Le mélodrame idéologique dans le boom économique : Rocco e i suoi fratelli (Rocco et ses frères)

L’idée de « Rocco e i suoi fratelli » (1960) vient à Visconti dès 1958.

Nous sommes à l’hiver 1960 et la famille Parondi arrive de la Lucanie en train à Milan : Rosaria, en deuil après la mort récente de son mari, avec ses fils Simone, Rocco, Ciro et Luca, arrive la nuit pour rejoindre le cinquième fils Vincenzo déjà en ville depuis longtemps et fiancé avec Ginetta. L’histoire met en scène la vie difficile des immigrés méridionaux dans la grande ville du nord en plein essor économique à la recherche d’une vie meilleure.

Bien qu’il s’agisse d’un sujet original (pratiquement le seul, puisque les films du réalisateur sont tous tirés d’œuvres littéraires et théâtrales), l’œuvre est pleine d’influences des sources les plus diverses et des faits divers. Pour arriver au tournage il faut deux ans d’écriture qui passent par deux traitements et six versions de scénario, avec la première idée explorée par le même Visconti et par Suso Cecchi d’Amico et l’écrivain Vasco Pratolini. Dans le temps Pratolini abandonne le projet pour d’autres engagements ; s’ajoutent alors dans la rédaction du scénario Massimo Franciosa et Enrico Medioli et enfin Pasquale Festa Campanile, voulu par le producteur Goffredo Lombardo de Titanus au moment où il décide de réaliser la nouvelle œuvre du réalisateur lombard.

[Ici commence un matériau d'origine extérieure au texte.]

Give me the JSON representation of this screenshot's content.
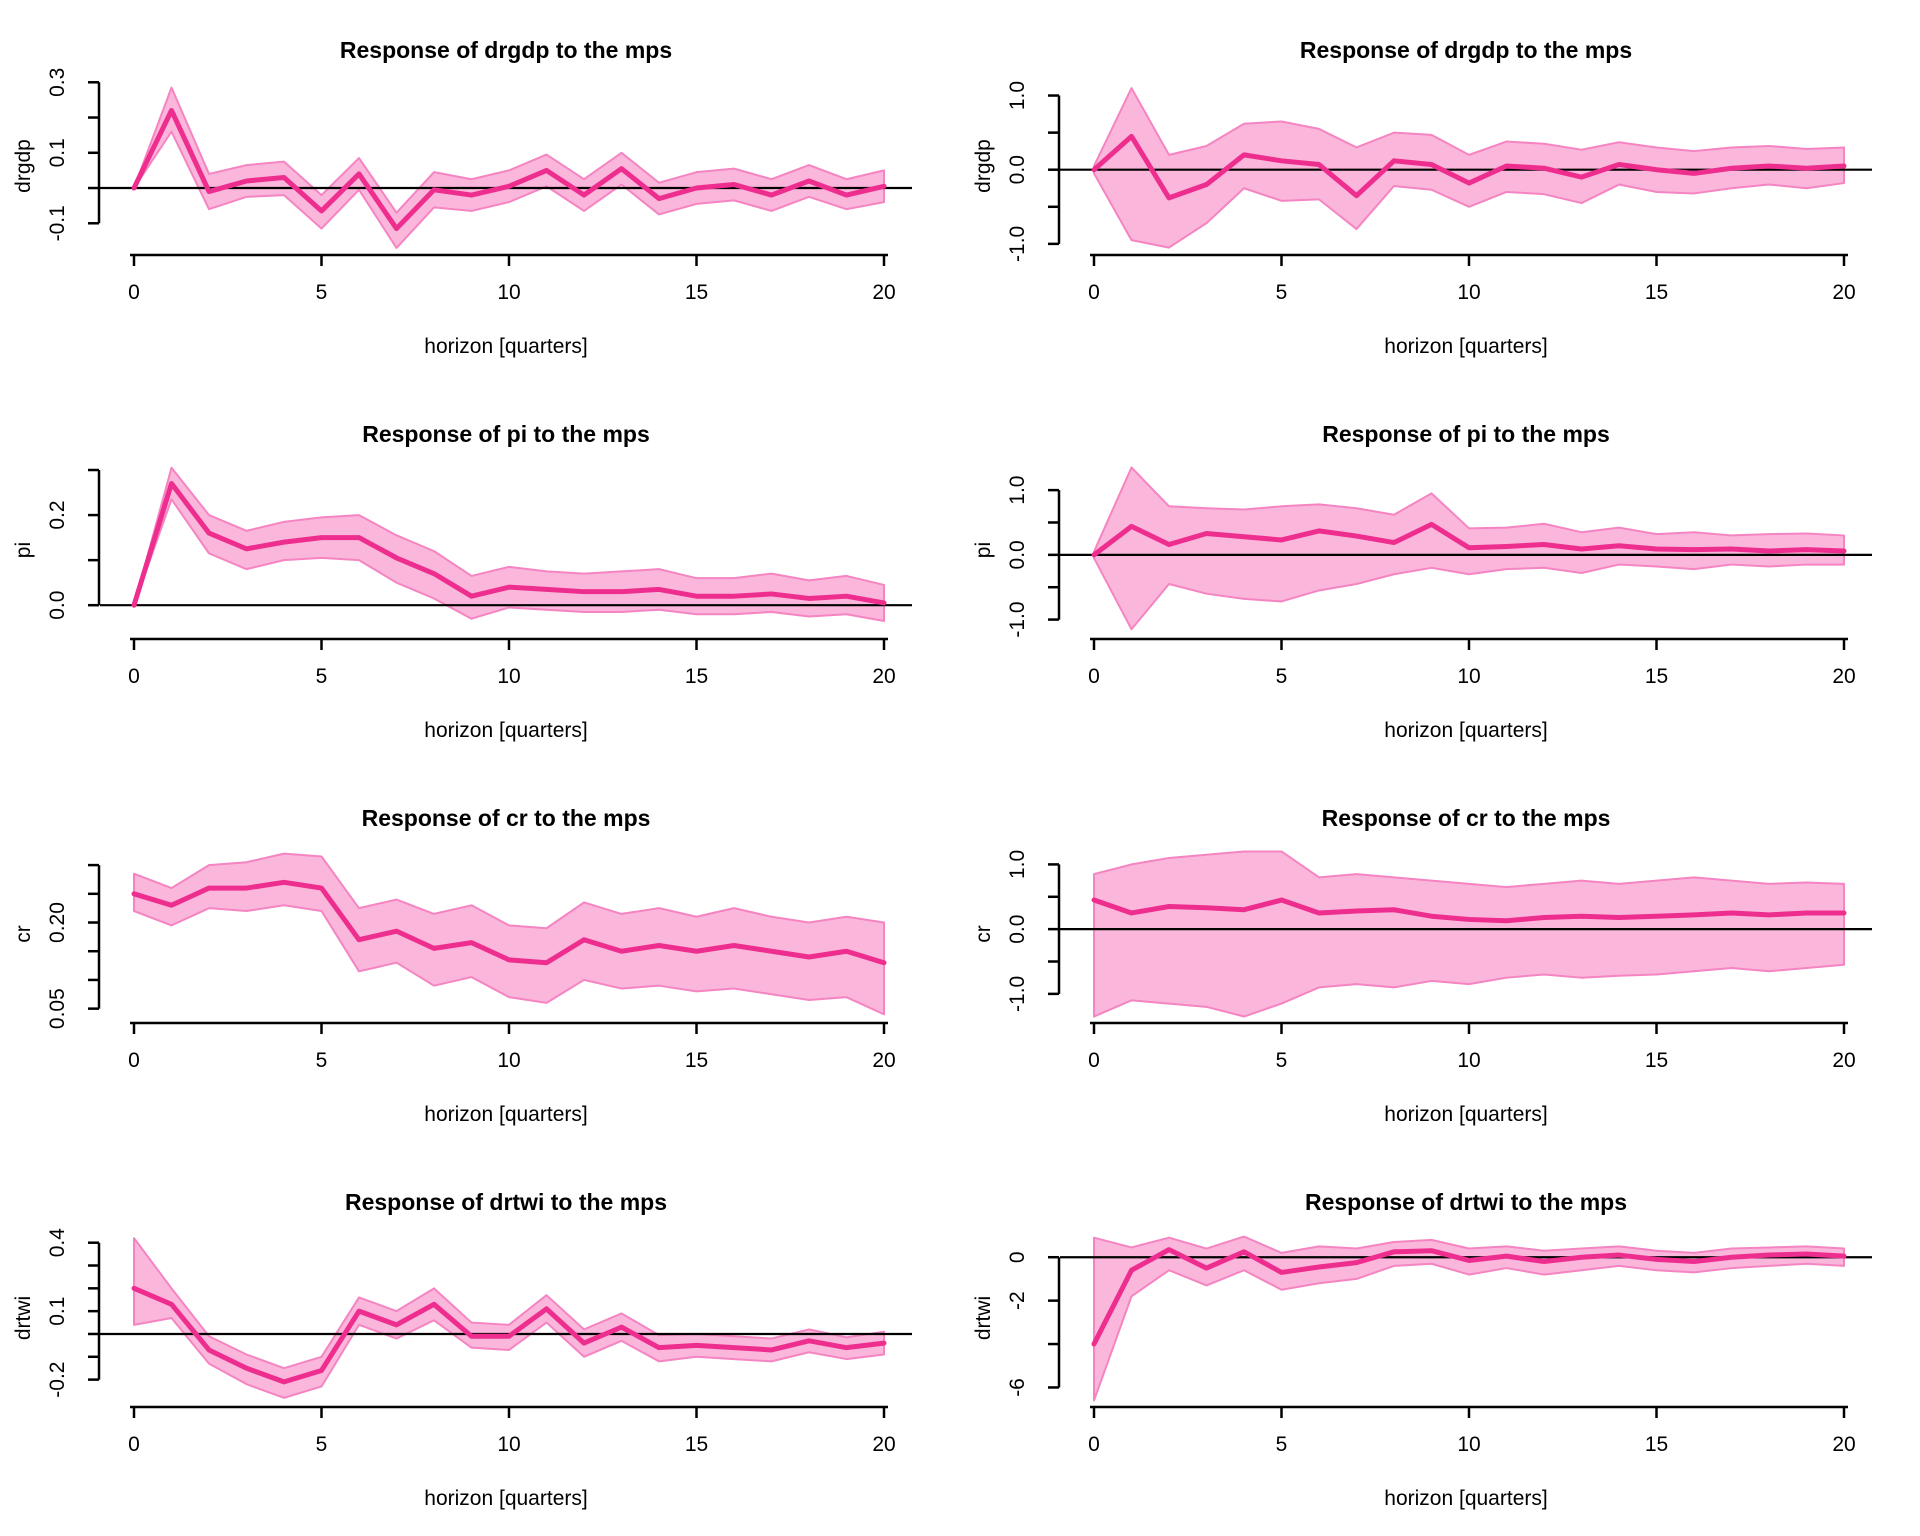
{
  "figure": {
    "description": "Grid of impulse response function plots, 4 rows x 2 columns",
    "background": "#FFFFFF",
    "colors": {
      "line": "#EE2E8F",
      "band_fill": "#FBB7DB",
      "band_edge": "#F584C2",
      "axis": "#000000",
      "zero_line": "#000000"
    },
    "xlabel": "horizon [quarters]"
  },
  "chart_data": [
    {
      "type": "line",
      "slug": "drgdp-left",
      "title": "Response of drgdp to the mps",
      "ylabel": "drgdp",
      "xlabel": "horizon [quarters]",
      "grid": false,
      "legend_position": "none",
      "x": [
        0,
        1,
        2,
        3,
        4,
        5,
        6,
        7,
        8,
        9,
        10,
        11,
        12,
        13,
        14,
        15,
        16,
        17,
        18,
        19,
        20
      ],
      "xticks": [
        0,
        5,
        10,
        15,
        20
      ],
      "xlim": [
        0,
        20
      ],
      "ylim": [
        -0.19,
        0.315
      ],
      "yticks": [
        -0.1,
        0,
        0.1,
        0.2,
        0.3
      ],
      "ytick_labels": [
        "-0.1",
        "",
        "0.1",
        "",
        "0.3"
      ],
      "series": [
        {
          "name": "response",
          "values": [
            0,
            0.22,
            -0.01,
            0.02,
            0.03,
            -0.065,
            0.04,
            -0.115,
            -0.005,
            -0.02,
            0.005,
            0.05,
            -0.02,
            0.055,
            -0.03,
            0,
            0.01,
            -0.02,
            0.02,
            -0.02,
            0.005
          ]
        },
        {
          "name": "upper",
          "values": [
            0,
            0.285,
            0.04,
            0.065,
            0.075,
            -0.02,
            0.085,
            -0.07,
            0.045,
            0.025,
            0.05,
            0.095,
            0.025,
            0.1,
            0.015,
            0.045,
            0.055,
            0.025,
            0.065,
            0.025,
            0.05
          ]
        },
        {
          "name": "lower",
          "values": [
            0,
            0.16,
            -0.06,
            -0.025,
            -0.02,
            -0.115,
            -0.005,
            -0.17,
            -0.055,
            -0.065,
            -0.04,
            0.005,
            -0.065,
            0.01,
            -0.075,
            -0.045,
            -0.035,
            -0.065,
            -0.025,
            -0.06,
            -0.04
          ]
        }
      ]
    },
    {
      "type": "line",
      "slug": "drgdp-right",
      "title": "Response of drgdp to the mps",
      "ylabel": "drgdp",
      "xlabel": "horizon [quarters]",
      "grid": false,
      "legend_position": "none",
      "x": [
        0,
        1,
        2,
        3,
        4,
        5,
        6,
        7,
        8,
        9,
        10,
        11,
        12,
        13,
        14,
        15,
        16,
        17,
        18,
        19,
        20
      ],
      "xticks": [
        0,
        5,
        10,
        15,
        20
      ],
      "xlim": [
        0,
        20
      ],
      "ylim": [
        -1.15,
        1.25
      ],
      "yticks": [
        -1,
        -0.5,
        0,
        0.5,
        1
      ],
      "ytick_labels": [
        "-1.0",
        "",
        "0.0",
        "",
        "1.0"
      ],
      "series": [
        {
          "name": "response",
          "values": [
            0,
            0.45,
            -0.38,
            -0.2,
            0.2,
            0.12,
            0.07,
            -0.35,
            0.12,
            0.07,
            -0.18,
            0.05,
            0.02,
            -0.1,
            0.07,
            0,
            -0.05,
            0.02,
            0.05,
            0.02,
            0.05
          ]
        },
        {
          "name": "upper",
          "values": [
            0.05,
            1.1,
            0.2,
            0.32,
            0.62,
            0.65,
            0.55,
            0.3,
            0.5,
            0.47,
            0.2,
            0.38,
            0.35,
            0.27,
            0.37,
            0.3,
            0.25,
            0.3,
            0.32,
            0.28,
            0.3
          ]
        },
        {
          "name": "lower",
          "values": [
            -0.05,
            -0.95,
            -1.05,
            -0.72,
            -0.25,
            -0.42,
            -0.4,
            -0.8,
            -0.22,
            -0.27,
            -0.5,
            -0.3,
            -0.33,
            -0.45,
            -0.2,
            -0.3,
            -0.32,
            -0.25,
            -0.2,
            -0.25,
            -0.18
          ]
        }
      ]
    },
    {
      "type": "line",
      "slug": "pi-left",
      "title": "Response of pi to the mps",
      "ylabel": "pi",
      "xlabel": "horizon [quarters]",
      "grid": false,
      "legend_position": "none",
      "x": [
        0,
        1,
        2,
        3,
        4,
        5,
        6,
        7,
        8,
        9,
        10,
        11,
        12,
        13,
        14,
        15,
        16,
        17,
        18,
        19,
        20
      ],
      "xticks": [
        0,
        5,
        10,
        15,
        20
      ],
      "xlim": [
        0,
        20
      ],
      "ylim": [
        -0.075,
        0.32
      ],
      "yticks": [
        0,
        0.1,
        0.2,
        0.3
      ],
      "ytick_labels": [
        "0.0",
        "",
        "0.2",
        ""
      ],
      "series": [
        {
          "name": "response",
          "values": [
            0,
            0.27,
            0.16,
            0.125,
            0.14,
            0.15,
            0.15,
            0.105,
            0.07,
            0.02,
            0.04,
            0.035,
            0.03,
            0.03,
            0.035,
            0.02,
            0.02,
            0.025,
            0.015,
            0.02,
            0.005
          ]
        },
        {
          "name": "upper",
          "values": [
            0,
            0.305,
            0.2,
            0.165,
            0.185,
            0.195,
            0.2,
            0.155,
            0.12,
            0.065,
            0.085,
            0.075,
            0.07,
            0.075,
            0.08,
            0.06,
            0.06,
            0.07,
            0.055,
            0.065,
            0.045
          ]
        },
        {
          "name": "lower",
          "values": [
            0,
            0.235,
            0.115,
            0.08,
            0.1,
            0.105,
            0.1,
            0.05,
            0.015,
            -0.03,
            -0.005,
            -0.01,
            -0.015,
            -0.015,
            -0.01,
            -0.02,
            -0.02,
            -0.015,
            -0.025,
            -0.02,
            -0.035
          ]
        }
      ]
    },
    {
      "type": "line",
      "slug": "pi-right",
      "title": "Response of pi to the mps",
      "ylabel": "pi",
      "xlabel": "horizon [quarters]",
      "grid": false,
      "legend_position": "none",
      "x": [
        0,
        1,
        2,
        3,
        4,
        5,
        6,
        7,
        8,
        9,
        10,
        11,
        12,
        13,
        14,
        15,
        16,
        17,
        18,
        19,
        20
      ],
      "xticks": [
        0,
        5,
        10,
        15,
        20
      ],
      "xlim": [
        0,
        20
      ],
      "ylim": [
        -1.3,
        1.45
      ],
      "yticks": [
        -1,
        -0.5,
        0,
        0.5,
        1
      ],
      "ytick_labels": [
        "-1.0",
        "",
        "0.0",
        "",
        "1.0"
      ],
      "series": [
        {
          "name": "response",
          "values": [
            0,
            0.44,
            0.16,
            0.33,
            0.28,
            0.23,
            0.37,
            0.29,
            0.19,
            0.47,
            0.11,
            0.13,
            0.16,
            0.09,
            0.14,
            0.09,
            0.08,
            0.09,
            0.06,
            0.08,
            0.06
          ]
        },
        {
          "name": "upper",
          "values": [
            0.05,
            1.35,
            0.75,
            0.72,
            0.7,
            0.75,
            0.78,
            0.72,
            0.62,
            0.95,
            0.41,
            0.42,
            0.48,
            0.35,
            0.42,
            0.32,
            0.35,
            0.3,
            0.32,
            0.33,
            0.3
          ]
        },
        {
          "name": "lower",
          "values": [
            -0.05,
            -1.15,
            -0.45,
            -0.6,
            -0.68,
            -0.72,
            -0.55,
            -0.45,
            -0.3,
            -0.2,
            -0.3,
            -0.22,
            -0.2,
            -0.28,
            -0.15,
            -0.18,
            -0.22,
            -0.15,
            -0.18,
            -0.15,
            -0.15
          ]
        }
      ]
    },
    {
      "type": "line",
      "slug": "cr-left",
      "title": "Response of cr to the mps",
      "ylabel": "cr",
      "xlabel": "horizon [quarters]",
      "grid": false,
      "legend_position": "none",
      "x": [
        0,
        1,
        2,
        3,
        4,
        5,
        6,
        7,
        8,
        9,
        10,
        11,
        12,
        13,
        14,
        15,
        16,
        17,
        18,
        19,
        20
      ],
      "xticks": [
        0,
        5,
        10,
        15,
        20
      ],
      "xlim": [
        0,
        20
      ],
      "ylim": [
        0.025,
        0.335
      ],
      "yticks": [
        0.05,
        0.1,
        0.15,
        0.2,
        0.25,
        0.3
      ],
      "ytick_labels": [
        "0.05",
        "",
        "",
        "0.20",
        "",
        ""
      ],
      "series": [
        {
          "name": "response",
          "values": [
            0.25,
            0.23,
            0.26,
            0.26,
            0.27,
            0.26,
            0.17,
            0.185,
            0.155,
            0.165,
            0.135,
            0.13,
            0.17,
            0.15,
            0.16,
            0.15,
            0.16,
            0.15,
            0.14,
            0.15,
            0.13
          ]
        },
        {
          "name": "upper",
          "values": [
            0.285,
            0.26,
            0.3,
            0.305,
            0.32,
            0.315,
            0.225,
            0.24,
            0.215,
            0.23,
            0.195,
            0.19,
            0.235,
            0.215,
            0.225,
            0.21,
            0.225,
            0.21,
            0.2,
            0.21,
            0.2
          ]
        },
        {
          "name": "lower",
          "values": [
            0.22,
            0.195,
            0.225,
            0.22,
            0.23,
            0.22,
            0.115,
            0.13,
            0.09,
            0.105,
            0.07,
            0.06,
            0.1,
            0.085,
            0.09,
            0.08,
            0.085,
            0.075,
            0.065,
            0.07,
            0.04
          ]
        }
      ]
    },
    {
      "type": "line",
      "slug": "cr-right",
      "title": "Response of cr to the mps",
      "ylabel": "cr",
      "xlabel": "horizon [quarters]",
      "grid": false,
      "legend_position": "none",
      "x": [
        0,
        1,
        2,
        3,
        4,
        5,
        6,
        7,
        8,
        9,
        10,
        11,
        12,
        13,
        14,
        15,
        16,
        17,
        18,
        19,
        20
      ],
      "xticks": [
        0,
        5,
        10,
        15,
        20
      ],
      "xlim": [
        0,
        20
      ],
      "ylim": [
        -1.45,
        1.3
      ],
      "yticks": [
        -1,
        -0.5,
        0,
        0.5,
        1
      ],
      "ytick_labels": [
        "-1.0",
        "",
        "0.0",
        "",
        "1.0"
      ],
      "series": [
        {
          "name": "response",
          "values": [
            0.45,
            0.25,
            0.35,
            0.33,
            0.3,
            0.45,
            0.25,
            0.28,
            0.3,
            0.2,
            0.15,
            0.13,
            0.18,
            0.2,
            0.18,
            0.2,
            0.22,
            0.25,
            0.22,
            0.25,
            0.25
          ]
        },
        {
          "name": "upper",
          "values": [
            0.85,
            1.0,
            1.1,
            1.15,
            1.2,
            1.2,
            0.8,
            0.85,
            0.8,
            0.75,
            0.7,
            0.65,
            0.7,
            0.75,
            0.7,
            0.75,
            0.8,
            0.75,
            0.7,
            0.72,
            0.7
          ]
        },
        {
          "name": "lower",
          "values": [
            -1.35,
            -1.1,
            -1.15,
            -1.2,
            -1.35,
            -1.15,
            -0.9,
            -0.85,
            -0.9,
            -0.8,
            -0.85,
            -0.75,
            -0.7,
            -0.75,
            -0.72,
            -0.7,
            -0.65,
            -0.6,
            -0.65,
            -0.6,
            -0.55
          ]
        }
      ]
    },
    {
      "type": "line",
      "slug": "drtwi-left",
      "title": "Response of drtwi to the mps",
      "ylabel": "drtwi",
      "xlabel": "horizon [quarters]",
      "grid": false,
      "legend_position": "none",
      "x": [
        0,
        1,
        2,
        3,
        4,
        5,
        6,
        7,
        8,
        9,
        10,
        11,
        12,
        13,
        14,
        15,
        16,
        17,
        18,
        19,
        20
      ],
      "xticks": [
        0,
        5,
        10,
        15,
        20
      ],
      "xlim": [
        0,
        20
      ],
      "ylim": [
        -0.32,
        0.46
      ],
      "yticks": [
        -0.2,
        -0.1,
        0,
        0.1,
        0.2,
        0.3,
        0.4
      ],
      "ytick_labels": [
        "-0.2",
        "",
        "",
        "0.1",
        "",
        "",
        "0.4"
      ],
      "series": [
        {
          "name": "response",
          "values": [
            0.2,
            0.13,
            -0.07,
            -0.15,
            -0.21,
            -0.16,
            0.1,
            0.04,
            0.13,
            -0.01,
            -0.01,
            0.11,
            -0.04,
            0.03,
            -0.06,
            -0.05,
            -0.06,
            -0.07,
            -0.03,
            -0.06,
            -0.04
          ]
        },
        {
          "name": "upper",
          "values": [
            0.42,
            0.2,
            -0.01,
            -0.09,
            -0.15,
            -0.1,
            0.16,
            0.1,
            0.2,
            0.05,
            0.04,
            0.17,
            0.02,
            0.09,
            -0.005,
            0,
            -0.01,
            -0.02,
            0.02,
            -0.015,
            0.01
          ]
        },
        {
          "name": "lower",
          "values": [
            0.04,
            0.07,
            -0.13,
            -0.22,
            -0.28,
            -0.23,
            0.04,
            -0.02,
            0.06,
            -0.06,
            -0.07,
            0.05,
            -0.1,
            -0.03,
            -0.12,
            -0.1,
            -0.11,
            -0.12,
            -0.08,
            -0.11,
            -0.09
          ]
        }
      ]
    },
    {
      "type": "line",
      "slug": "drtwi-right",
      "title": "Response of drtwi to the mps",
      "ylabel": "drtwi",
      "xlabel": "horizon [quarters]",
      "grid": false,
      "legend_position": "none",
      "x": [
        0,
        1,
        2,
        3,
        4,
        5,
        6,
        7,
        8,
        9,
        10,
        11,
        12,
        13,
        14,
        15,
        16,
        17,
        18,
        19,
        20
      ],
      "xticks": [
        0,
        5,
        10,
        15,
        20
      ],
      "xlim": [
        0,
        20
      ],
      "ylim": [
        -6.9,
        1.3
      ],
      "yticks": [
        -6,
        -4,
        -2,
        0
      ],
      "ytick_labels": [
        "-6",
        "",
        "-2",
        "0"
      ],
      "series": [
        {
          "name": "response",
          "values": [
            -4,
            -0.6,
            0.35,
            -0.5,
            0.25,
            -0.7,
            -0.45,
            -0.25,
            0.25,
            0.3,
            -0.15,
            0.05,
            -0.2,
            0,
            0.1,
            -0.1,
            -0.2,
            0,
            0.1,
            0.15,
            0.05
          ]
        },
        {
          "name": "upper",
          "values": [
            0.9,
            0.45,
            0.9,
            0.4,
            0.95,
            0.2,
            0.5,
            0.4,
            0.7,
            0.8,
            0.4,
            0.5,
            0.3,
            0.4,
            0.5,
            0.3,
            0.2,
            0.4,
            0.45,
            0.5,
            0.4
          ]
        },
        {
          "name": "lower",
          "values": [
            -6.6,
            -1.8,
            -0.6,
            -1.3,
            -0.6,
            -1.5,
            -1.2,
            -1.0,
            -0.4,
            -0.3,
            -0.8,
            -0.5,
            -0.8,
            -0.6,
            -0.4,
            -0.6,
            -0.7,
            -0.5,
            -0.4,
            -0.3,
            -0.4
          ]
        }
      ]
    }
  ]
}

L’analyse des sources littéraires qui ont inspiré Visconti et ses collaborateurs, permet également de rendre explicite la complexité de Rocco et de ses frères.

On peut en compter cinq. La première originale est "Vu du pont" (A View from the Bridge) d’Arthur Miller (dont il s’est inspiré en lisant un article de journal) que Visconti avait mis en scène à l’Élysée de Rome. Ici, il reprend l’histoire d’une famille de Siciliens immigrés à New York entre chronique, réalisme et mélodrame et en transfère les événements à Milan. Mais dans les différentes versions du scénario, on introduit aussi "I malavoglia " de Giovanni Verga et "Joseph et ses frères" de Thomas Mann. Si avec l’œuvre de Verga, Visconti importe la structure épisodique - en effet le film, dans sa version finale, sera composé de chapitres qui prennent le nom des frères - et le goût du mélodrame avec la description de la vie d’une famille méridionale, du second reprend le titre et la dynamique entre les frères Rocco et Simone et la figure de Nadia, la prostituée qui en « Rocco e i suoi fratelli », devient l’élément pertubateur de la famille, centre du triangle passionnel avec les deux frères.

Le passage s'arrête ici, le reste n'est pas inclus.